Ella paró su andar. Llegó
a aquel lugar que barruntaba misterio parido a golpe de piedra, más de cinco
siglos atrás. Se sentó. Tomó resuello y le dio por pensarse.
Ella recordó un aforismo de Tagore que había cosido con puntada certera,
palabra a palabra, a sus pensamientos en otra época en la que el planeta era
más joven y que desde entonces le graduaba la visión de lo novedoso. ”Para
quien lo sabe amar, el mundo se quita su careta de infinito. Se hace tan
pequeño como una canción, como un beso de lo eterno” decía la sabiduría hecha
sentencia..
Ella se refrescaba con estas palabras, cuando el calor de lo cotidiano,
derivaba en átona monotonía y le oprimía.
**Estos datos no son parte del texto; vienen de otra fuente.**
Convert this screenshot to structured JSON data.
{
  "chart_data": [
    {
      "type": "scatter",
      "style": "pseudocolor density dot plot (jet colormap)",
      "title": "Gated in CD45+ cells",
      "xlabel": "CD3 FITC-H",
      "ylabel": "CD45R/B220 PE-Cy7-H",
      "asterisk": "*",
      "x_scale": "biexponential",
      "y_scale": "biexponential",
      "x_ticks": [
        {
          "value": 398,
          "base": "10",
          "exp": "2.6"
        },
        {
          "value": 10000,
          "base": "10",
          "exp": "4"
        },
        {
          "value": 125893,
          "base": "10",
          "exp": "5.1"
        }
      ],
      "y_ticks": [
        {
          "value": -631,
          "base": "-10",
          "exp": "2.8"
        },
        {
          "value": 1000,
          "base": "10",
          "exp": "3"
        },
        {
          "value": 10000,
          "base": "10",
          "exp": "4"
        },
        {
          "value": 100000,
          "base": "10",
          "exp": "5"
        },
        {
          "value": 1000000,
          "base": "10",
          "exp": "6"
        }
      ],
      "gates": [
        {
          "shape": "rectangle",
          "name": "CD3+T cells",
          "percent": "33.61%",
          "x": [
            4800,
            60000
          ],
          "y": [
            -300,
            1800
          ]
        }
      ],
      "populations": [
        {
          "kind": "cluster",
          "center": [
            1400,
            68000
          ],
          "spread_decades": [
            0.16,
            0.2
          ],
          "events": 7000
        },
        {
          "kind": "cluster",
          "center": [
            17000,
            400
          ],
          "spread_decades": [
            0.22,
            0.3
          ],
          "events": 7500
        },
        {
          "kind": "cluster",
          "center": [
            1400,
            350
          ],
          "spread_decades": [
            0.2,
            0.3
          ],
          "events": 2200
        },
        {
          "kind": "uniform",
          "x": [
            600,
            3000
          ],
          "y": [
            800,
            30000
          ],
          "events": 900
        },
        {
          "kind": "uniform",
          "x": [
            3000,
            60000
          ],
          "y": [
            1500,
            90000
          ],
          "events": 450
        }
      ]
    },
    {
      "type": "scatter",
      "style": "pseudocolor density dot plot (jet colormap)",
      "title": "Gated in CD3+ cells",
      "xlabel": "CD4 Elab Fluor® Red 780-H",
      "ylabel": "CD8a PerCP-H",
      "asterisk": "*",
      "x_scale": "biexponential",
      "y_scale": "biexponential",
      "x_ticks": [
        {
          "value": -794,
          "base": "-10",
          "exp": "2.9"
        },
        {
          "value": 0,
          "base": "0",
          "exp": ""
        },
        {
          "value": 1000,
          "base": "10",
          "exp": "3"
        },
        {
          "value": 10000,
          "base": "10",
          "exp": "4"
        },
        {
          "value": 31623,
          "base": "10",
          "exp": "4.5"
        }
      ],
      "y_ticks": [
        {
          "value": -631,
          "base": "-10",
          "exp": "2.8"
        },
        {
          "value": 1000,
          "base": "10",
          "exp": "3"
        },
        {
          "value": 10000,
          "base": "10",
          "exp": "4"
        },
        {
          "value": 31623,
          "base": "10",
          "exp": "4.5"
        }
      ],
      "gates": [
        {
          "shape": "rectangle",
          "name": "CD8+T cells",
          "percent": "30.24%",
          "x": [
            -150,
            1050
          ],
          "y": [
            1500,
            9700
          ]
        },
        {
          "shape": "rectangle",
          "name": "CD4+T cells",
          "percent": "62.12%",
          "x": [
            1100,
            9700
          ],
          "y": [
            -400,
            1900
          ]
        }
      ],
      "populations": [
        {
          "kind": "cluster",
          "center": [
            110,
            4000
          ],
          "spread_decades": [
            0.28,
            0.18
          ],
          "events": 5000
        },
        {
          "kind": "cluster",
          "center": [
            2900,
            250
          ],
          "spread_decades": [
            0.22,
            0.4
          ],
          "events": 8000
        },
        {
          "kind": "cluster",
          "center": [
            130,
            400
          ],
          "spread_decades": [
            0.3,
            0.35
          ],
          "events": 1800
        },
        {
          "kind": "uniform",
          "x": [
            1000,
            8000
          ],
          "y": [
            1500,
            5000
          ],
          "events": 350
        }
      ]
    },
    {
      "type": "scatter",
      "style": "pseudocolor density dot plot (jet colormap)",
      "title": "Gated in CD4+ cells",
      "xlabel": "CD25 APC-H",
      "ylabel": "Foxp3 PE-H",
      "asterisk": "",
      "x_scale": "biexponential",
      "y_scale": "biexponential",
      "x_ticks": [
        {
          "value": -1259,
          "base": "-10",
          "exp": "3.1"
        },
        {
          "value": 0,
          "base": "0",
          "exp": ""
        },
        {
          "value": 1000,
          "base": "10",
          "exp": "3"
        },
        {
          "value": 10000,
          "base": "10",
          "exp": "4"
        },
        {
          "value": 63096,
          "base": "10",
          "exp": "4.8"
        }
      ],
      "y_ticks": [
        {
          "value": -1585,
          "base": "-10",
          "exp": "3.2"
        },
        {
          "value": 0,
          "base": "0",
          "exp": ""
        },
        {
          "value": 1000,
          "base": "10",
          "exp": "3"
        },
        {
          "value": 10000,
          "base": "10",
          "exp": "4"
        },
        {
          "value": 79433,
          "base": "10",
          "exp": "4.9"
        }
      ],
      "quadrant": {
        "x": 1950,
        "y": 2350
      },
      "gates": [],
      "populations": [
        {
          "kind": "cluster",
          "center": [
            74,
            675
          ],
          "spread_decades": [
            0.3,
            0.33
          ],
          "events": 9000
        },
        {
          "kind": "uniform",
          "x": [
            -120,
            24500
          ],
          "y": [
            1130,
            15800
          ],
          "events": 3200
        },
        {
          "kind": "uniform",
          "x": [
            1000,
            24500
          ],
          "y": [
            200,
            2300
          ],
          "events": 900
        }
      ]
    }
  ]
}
Ella encontraba un cálido agasajo en este juntar letras, como quien alinea
troncos en la chimenea, cuando el frío de la desesperanza le hacía recelar de
que hubiera lugar fértil por desbrozar más allá de la agonía presente.
Ella amaba el decir y el escuchar. Y cuando el habla quedaba en barbecho, amaba
el silencio.
Ella respiró en aquella cueva de cuatro puertas artificiales. Sus pequeños pies
pisaron ahí donde hombres y mujeres de antaño tal vez custodiaron el grano, la
infancia femenina, el saludo y despedida del sol, el cuerpo postrero desecado;
su espalda se apoyó en la misma pared que amparó el balar de cabras y ovejas,
el pánico de los huidos tras la guerra civil, el primer beso de amor hecho
deseo juvenil; su ojos recorrieron el reino de la toba volcánica desbastada
donde de marzo a septiembre fijó residencia la vida en forma de alisios.
Ella conectó su dispositivo móvil. Fotografió el lugar. La imagen fijó el
presentimiento a la tierra, la conjetura a las enigmáticas cazuelas que
horadaban suelo y paredes con exactitud geométrica. La sospecha se dispersó en
arenilla levantada por el viento.
Ella contempló la instantánea. La suposición trocó en certeza y el mundo, sin
careta, trocó en intuición. Buena semana.